Laboratory CTGDM, Inserm UMR1163, Paris, France; Institut Imagine, Université Paris-Descartes-Sorbonne Paris-Cité, Paris, France.
Neuromuscular Reference Center, AP-HP, Hôpital Pitié-Salpêtrière, F-75013, Paris, France.
Hum Mutat. 2018 Jul;39(7):970-982. doi: 10.1002/humu.23531. Epub 2018 May 19.
Myotonic dystrophy type 1 (DM1) is a dominant multisystemic disorder associated with high variability of symptoms and anticipation. DM1 is caused by an unstable CTG repeat expansion that usually increases in successive generations and tissues. DM1 family pedigrees have shown that ∼90% and 10% of transmissions result in expansions and contractions of the CTG repeat, respectively. To date, the mechanisms of CTG repeat contraction remain poorly documented in DM1. In this report, we identified two new DM1 families with apparent contractions and no worsening of DM1 symptoms in two and three successive maternal transmissions. A new and unique CAG interruption was found in 5' of the CTG expansion in one family, whereas multiple 5' CCG interruptions were detected in the second family. We showed that these interruptions are associated with maternal intergenerational contractions and low somatic mosaicism in blood. By specific triplet-prime PCR, we observed that CTG repeat changes (contractions/expansions) occur preferentially in 3' of the interruptions for both families.
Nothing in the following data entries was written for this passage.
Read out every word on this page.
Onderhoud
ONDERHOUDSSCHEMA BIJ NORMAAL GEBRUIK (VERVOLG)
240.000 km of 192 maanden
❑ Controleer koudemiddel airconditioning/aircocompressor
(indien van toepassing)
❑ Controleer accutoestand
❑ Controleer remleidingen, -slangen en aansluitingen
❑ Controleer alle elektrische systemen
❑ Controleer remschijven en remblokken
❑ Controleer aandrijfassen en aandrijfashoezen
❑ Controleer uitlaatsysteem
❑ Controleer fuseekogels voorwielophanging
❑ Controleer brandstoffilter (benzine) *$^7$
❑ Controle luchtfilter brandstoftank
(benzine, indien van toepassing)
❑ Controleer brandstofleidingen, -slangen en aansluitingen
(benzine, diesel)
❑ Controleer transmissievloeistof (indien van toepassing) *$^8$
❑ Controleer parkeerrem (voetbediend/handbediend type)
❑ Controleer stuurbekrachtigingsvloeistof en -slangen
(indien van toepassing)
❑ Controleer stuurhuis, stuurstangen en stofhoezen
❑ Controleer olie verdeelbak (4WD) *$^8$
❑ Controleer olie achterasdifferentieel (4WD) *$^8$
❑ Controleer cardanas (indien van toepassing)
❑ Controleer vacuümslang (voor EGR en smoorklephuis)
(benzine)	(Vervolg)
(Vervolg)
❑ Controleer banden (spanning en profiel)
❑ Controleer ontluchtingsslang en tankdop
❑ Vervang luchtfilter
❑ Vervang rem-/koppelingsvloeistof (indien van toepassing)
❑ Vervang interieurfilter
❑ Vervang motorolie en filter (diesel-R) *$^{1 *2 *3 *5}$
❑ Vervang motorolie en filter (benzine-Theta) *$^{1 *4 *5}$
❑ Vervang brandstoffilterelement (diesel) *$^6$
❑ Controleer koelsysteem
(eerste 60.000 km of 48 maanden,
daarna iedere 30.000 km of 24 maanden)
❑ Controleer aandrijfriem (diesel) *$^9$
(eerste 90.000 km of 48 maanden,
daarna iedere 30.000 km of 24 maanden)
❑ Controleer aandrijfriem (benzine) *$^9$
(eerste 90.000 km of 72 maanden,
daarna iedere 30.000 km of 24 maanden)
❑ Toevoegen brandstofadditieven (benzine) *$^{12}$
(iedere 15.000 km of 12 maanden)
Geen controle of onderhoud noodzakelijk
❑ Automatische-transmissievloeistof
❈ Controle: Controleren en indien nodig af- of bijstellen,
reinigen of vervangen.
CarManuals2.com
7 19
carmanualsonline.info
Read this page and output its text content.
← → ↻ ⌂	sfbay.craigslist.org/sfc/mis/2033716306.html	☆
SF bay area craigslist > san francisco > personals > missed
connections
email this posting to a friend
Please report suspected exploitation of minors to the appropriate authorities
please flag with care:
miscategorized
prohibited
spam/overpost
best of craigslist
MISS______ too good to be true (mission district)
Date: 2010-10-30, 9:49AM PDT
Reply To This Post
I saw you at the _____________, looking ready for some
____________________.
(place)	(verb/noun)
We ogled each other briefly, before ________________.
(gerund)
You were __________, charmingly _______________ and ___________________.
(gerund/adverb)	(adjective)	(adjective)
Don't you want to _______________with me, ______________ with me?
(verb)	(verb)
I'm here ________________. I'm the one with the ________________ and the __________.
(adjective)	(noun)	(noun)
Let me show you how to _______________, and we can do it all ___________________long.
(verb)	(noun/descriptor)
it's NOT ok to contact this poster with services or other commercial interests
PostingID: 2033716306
肌强直性营养不良 1 型(DM1)是一种显性多系统疾病,与症状和预期的高度可变性相关。DM1 是由不稳定的 CTG 重复扩展引起的,通常在连续几代和组织中增加。DM1 家族系谱表明,约 90%和 10%的传递分别导致 CTG 重复的扩展和收缩。迄今为止,DM1 中 CTG 重复收缩的机制仍记录不佳。在本报告中,我们鉴定了两个具有明显收缩且在两个和三个连续母系传递中 DM1 症状没有恶化的新 DM1 家族。在一个家族中,我们在 CTG 扩展的 5'端发现了一个新的和独特的 CAG 中断,而在第二个家族中检测到多个 5' CCG 中断。我们表明,这些中断与母系隔代收缩和血液中的低体细胞嵌合有关。通过特定的三核苷酸-引物 PCR,我们观察到对于两个家族,CTG 重复变化(收缩/扩展)优先发生在中断的 3'端。